Okay, I’ll admit it. I double majored in creative writing and philosophy, what I’ve often described as the two most unemployable degrees I could have pursued. Luckily, that sentiment turned out to not be completely true, as I’ve made a living out of writing and editing, so that half of my BA has become nicely functional. And now with what little of the philosophy half remains in my mind, I get a little extra enjoyment out of watching The Good Place, so I guess in retrospect it was win/win. Moving on.

Zeno was a Greek philosopher of the fifth century BCE. One of his most well-known philosophical thought experiments is called the Dichotomy Paradox. Imagine you’re about to take a walk; it could be across the room, around the block, or across the country, the total distance doesn’t matter. The problem is, in order to reach a destination, you first have to travel half the distance there. And then half the remaining distance, and so on. But to travel just half the distance to a point, repeatedly, never gets you there, but instead only gets you incrementally closer. Thus, asserted Zeno, motion must be an illusion.

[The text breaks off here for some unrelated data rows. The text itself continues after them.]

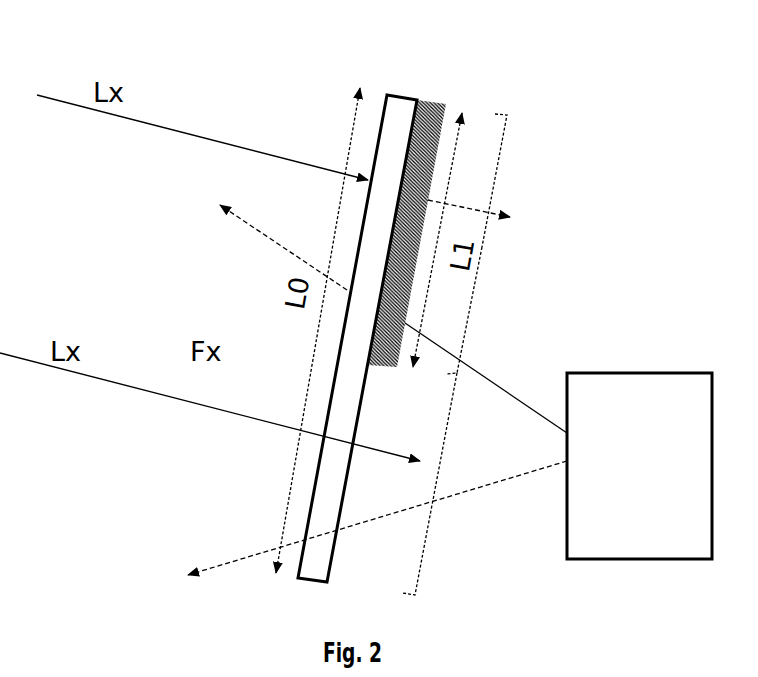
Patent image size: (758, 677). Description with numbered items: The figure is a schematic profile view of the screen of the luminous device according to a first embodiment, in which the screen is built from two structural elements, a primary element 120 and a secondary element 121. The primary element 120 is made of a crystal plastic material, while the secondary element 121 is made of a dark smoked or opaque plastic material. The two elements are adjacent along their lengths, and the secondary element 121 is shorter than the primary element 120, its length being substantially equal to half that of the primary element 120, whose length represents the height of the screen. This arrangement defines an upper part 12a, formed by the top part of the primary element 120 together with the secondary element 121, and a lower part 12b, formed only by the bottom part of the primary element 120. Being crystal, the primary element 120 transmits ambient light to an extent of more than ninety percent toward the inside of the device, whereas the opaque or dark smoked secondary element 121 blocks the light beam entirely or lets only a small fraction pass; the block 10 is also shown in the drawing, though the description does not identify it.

The light receiving unit 10 is at (639, 466).
The upper part 12a is at (482, 247).
The lower part 12b is at (435, 491).
The primary element 120 is at (388, 167).
The secondary element 121 is at (415, 100).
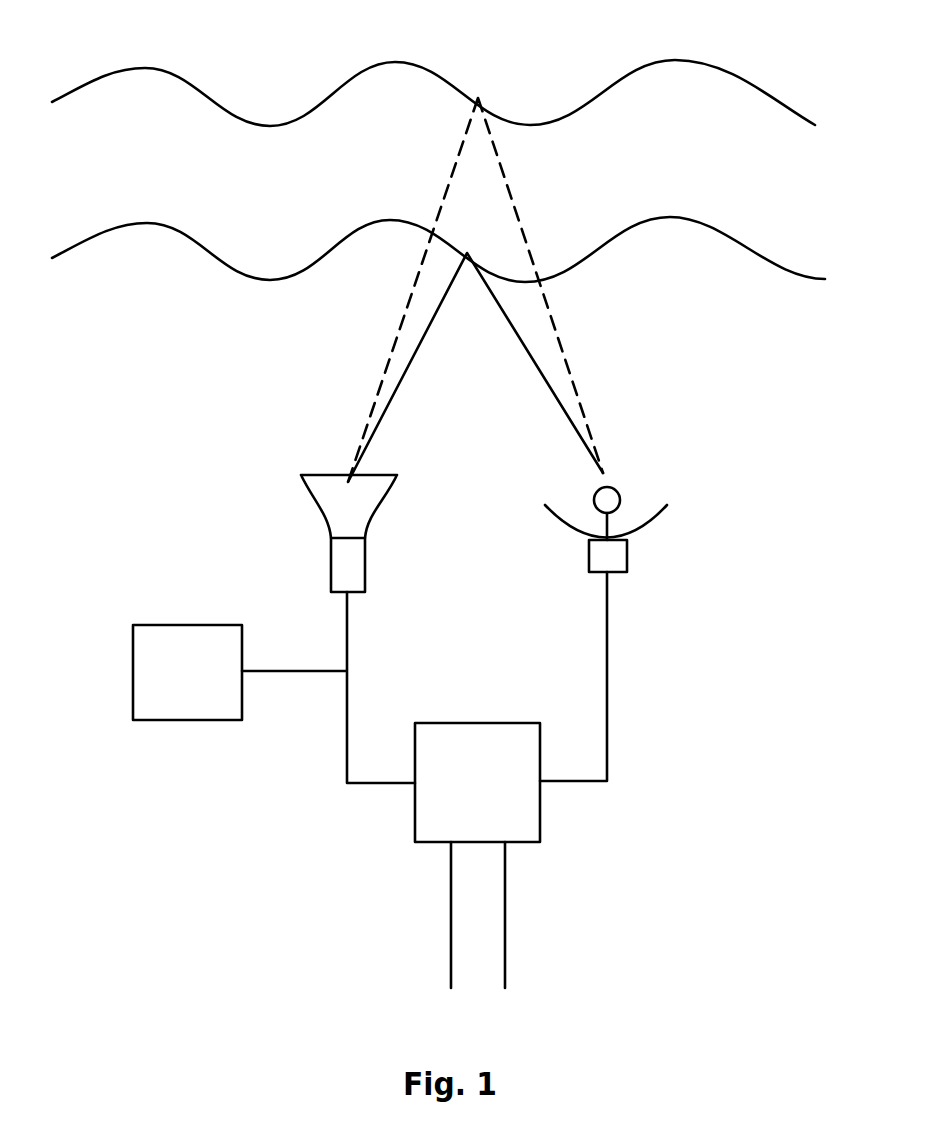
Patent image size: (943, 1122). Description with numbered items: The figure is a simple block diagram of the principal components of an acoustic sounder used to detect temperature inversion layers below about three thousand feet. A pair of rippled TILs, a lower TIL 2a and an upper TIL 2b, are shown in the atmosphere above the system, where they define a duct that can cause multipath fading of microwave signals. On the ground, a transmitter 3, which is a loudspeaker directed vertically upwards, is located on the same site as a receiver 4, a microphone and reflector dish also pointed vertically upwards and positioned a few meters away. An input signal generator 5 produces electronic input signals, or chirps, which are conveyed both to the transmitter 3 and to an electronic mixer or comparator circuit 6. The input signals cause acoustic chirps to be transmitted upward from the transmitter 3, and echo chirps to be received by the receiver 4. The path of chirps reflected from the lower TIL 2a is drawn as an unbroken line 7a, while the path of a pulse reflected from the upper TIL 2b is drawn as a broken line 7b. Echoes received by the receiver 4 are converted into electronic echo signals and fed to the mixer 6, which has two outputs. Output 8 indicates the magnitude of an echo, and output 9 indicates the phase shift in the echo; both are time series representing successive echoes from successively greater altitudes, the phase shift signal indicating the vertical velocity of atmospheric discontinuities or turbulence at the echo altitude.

The lower TIL 2a is at (205, 243).
The upper TIL 2b is at (205, 87).
The transmitter 3 is at (318, 536).
The receiver 4 is at (672, 542).
The input signal generator 5 is at (187, 672).
The electronic mixer or comparator circuit 6 is at (477, 738).
The unbroken line 7a is at (415, 358).
The broken line 7b is at (403, 322).
The output 8 is at (445, 920).
The output 9 is at (510, 928).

Don’t worry, there are mathematical ways to unpack the paradox and show how an infinite series of finite amounts can total to a finite sum, not infinity, so you will actually be able to reach the TV to change channels to The Good Place if your remote isn’t working. But when I most relate to the Dichotomy Paradox is while writing, and the two halves of my BA seem to come to metaphorical blows with one another.

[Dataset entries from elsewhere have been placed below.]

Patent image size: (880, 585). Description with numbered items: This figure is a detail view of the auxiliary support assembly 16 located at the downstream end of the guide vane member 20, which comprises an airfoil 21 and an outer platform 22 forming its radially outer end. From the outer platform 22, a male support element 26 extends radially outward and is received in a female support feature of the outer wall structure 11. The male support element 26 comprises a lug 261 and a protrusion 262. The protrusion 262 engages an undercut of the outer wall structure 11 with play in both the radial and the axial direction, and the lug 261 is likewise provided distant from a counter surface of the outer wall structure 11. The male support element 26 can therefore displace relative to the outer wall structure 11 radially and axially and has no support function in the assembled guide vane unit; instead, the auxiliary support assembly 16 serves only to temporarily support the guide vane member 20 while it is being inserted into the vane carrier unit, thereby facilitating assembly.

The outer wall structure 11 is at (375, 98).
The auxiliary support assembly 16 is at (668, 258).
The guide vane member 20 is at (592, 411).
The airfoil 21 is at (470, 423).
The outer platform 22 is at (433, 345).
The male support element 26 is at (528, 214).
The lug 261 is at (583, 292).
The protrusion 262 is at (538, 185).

Imagine you have a spec manuscript you need to finish or revise; it could be a short story, a novella, or a novel, the total page count doesn’t matter. The problem is, in order to finish the project, you first have to complete half of the pages. And then half the remaining pages, and so on. But to write or edit just half the pages left, repeatedly, never gets you to the final page, but instead only gets you incrementally closer. Thus, completing a spec manuscript must be an illusion.

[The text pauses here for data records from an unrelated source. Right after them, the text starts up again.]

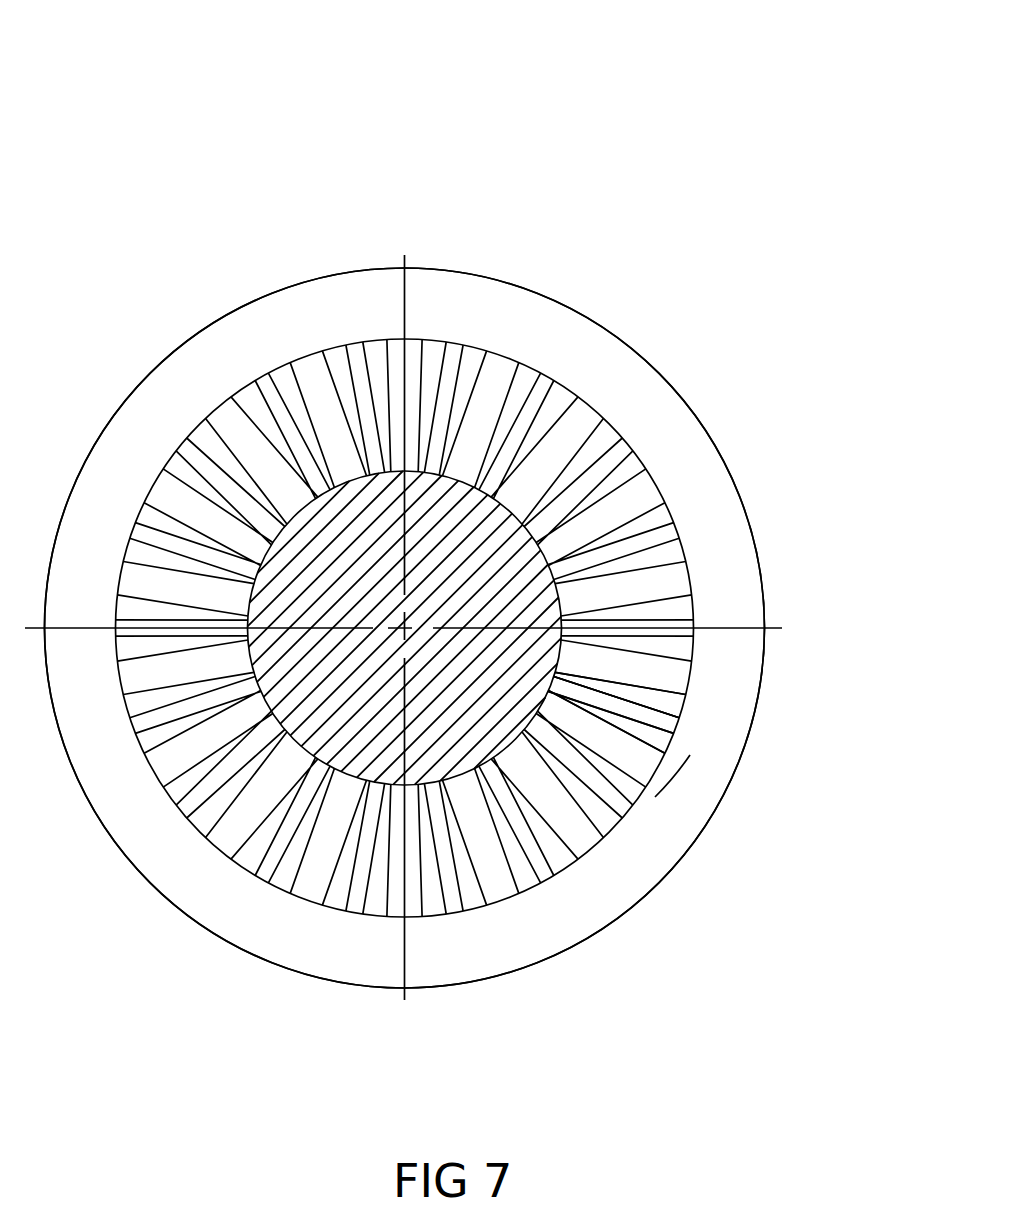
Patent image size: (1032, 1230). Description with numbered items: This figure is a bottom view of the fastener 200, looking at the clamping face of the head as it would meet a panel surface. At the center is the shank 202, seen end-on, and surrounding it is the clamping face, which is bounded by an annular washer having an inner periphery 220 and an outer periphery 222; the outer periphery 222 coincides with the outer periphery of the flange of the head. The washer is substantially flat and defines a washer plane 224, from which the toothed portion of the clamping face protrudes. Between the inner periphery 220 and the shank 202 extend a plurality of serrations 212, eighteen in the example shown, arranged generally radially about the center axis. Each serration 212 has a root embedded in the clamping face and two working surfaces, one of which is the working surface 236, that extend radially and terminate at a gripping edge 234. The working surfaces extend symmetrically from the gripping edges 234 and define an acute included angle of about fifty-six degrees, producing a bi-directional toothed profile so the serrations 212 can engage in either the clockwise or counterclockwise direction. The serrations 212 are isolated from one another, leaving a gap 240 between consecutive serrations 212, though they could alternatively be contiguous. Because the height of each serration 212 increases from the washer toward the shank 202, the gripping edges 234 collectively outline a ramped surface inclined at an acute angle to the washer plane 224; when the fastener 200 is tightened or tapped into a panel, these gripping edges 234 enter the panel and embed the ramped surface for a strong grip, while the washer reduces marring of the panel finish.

The fastener 200 is at (716, 182).
The shank 202 is at (525, 587).
The serrations 212 is at (666, 746).
The inner periphery 220 is at (587, 853).
The outer periphery 222 is at (662, 882).
The washer plane 224 is at (542, 947).
The gripping edge 234 is at (667, 722).
The working surface 236 is at (662, 702).
The gap 240 is at (573, 422).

If you’re an obsessive/excessive manuscript polisher, this is not just a thought experiment, but a real-world danger. It’s like someone who spends so much time customizing their car they never get it out of the garage. But note that I specified it was a spec manuscript. When I have a contracted manuscript with a black-and-white deadline, I just get the thing done and get it to my editor. It’s when I’m working on something on my own that I run into this wall. Or, I should say, never run into the wall, but just watch it loom closer and closer.

I’m not saying all this to lead up to enlightening you with the magic solution I’ve found around the problem; on the contrary, I’m struggling with the paradox right now as I revise Novella #2, which I’ve referred to in previous posts. On the one hand, I firmly believe that all the changes I’ve made have improved the manuscript. On the other hand, I really just need to finish the thing and send it off somewhere. As I’ve previously mentioned in various places, the author M. D. Lake once told me, “You don’t have to submit a perfect manuscript, just an editable one.” Which, I suppose, is a mantra that is as close to a magic solution for Zeno’s Manuscript Paradox as there can be.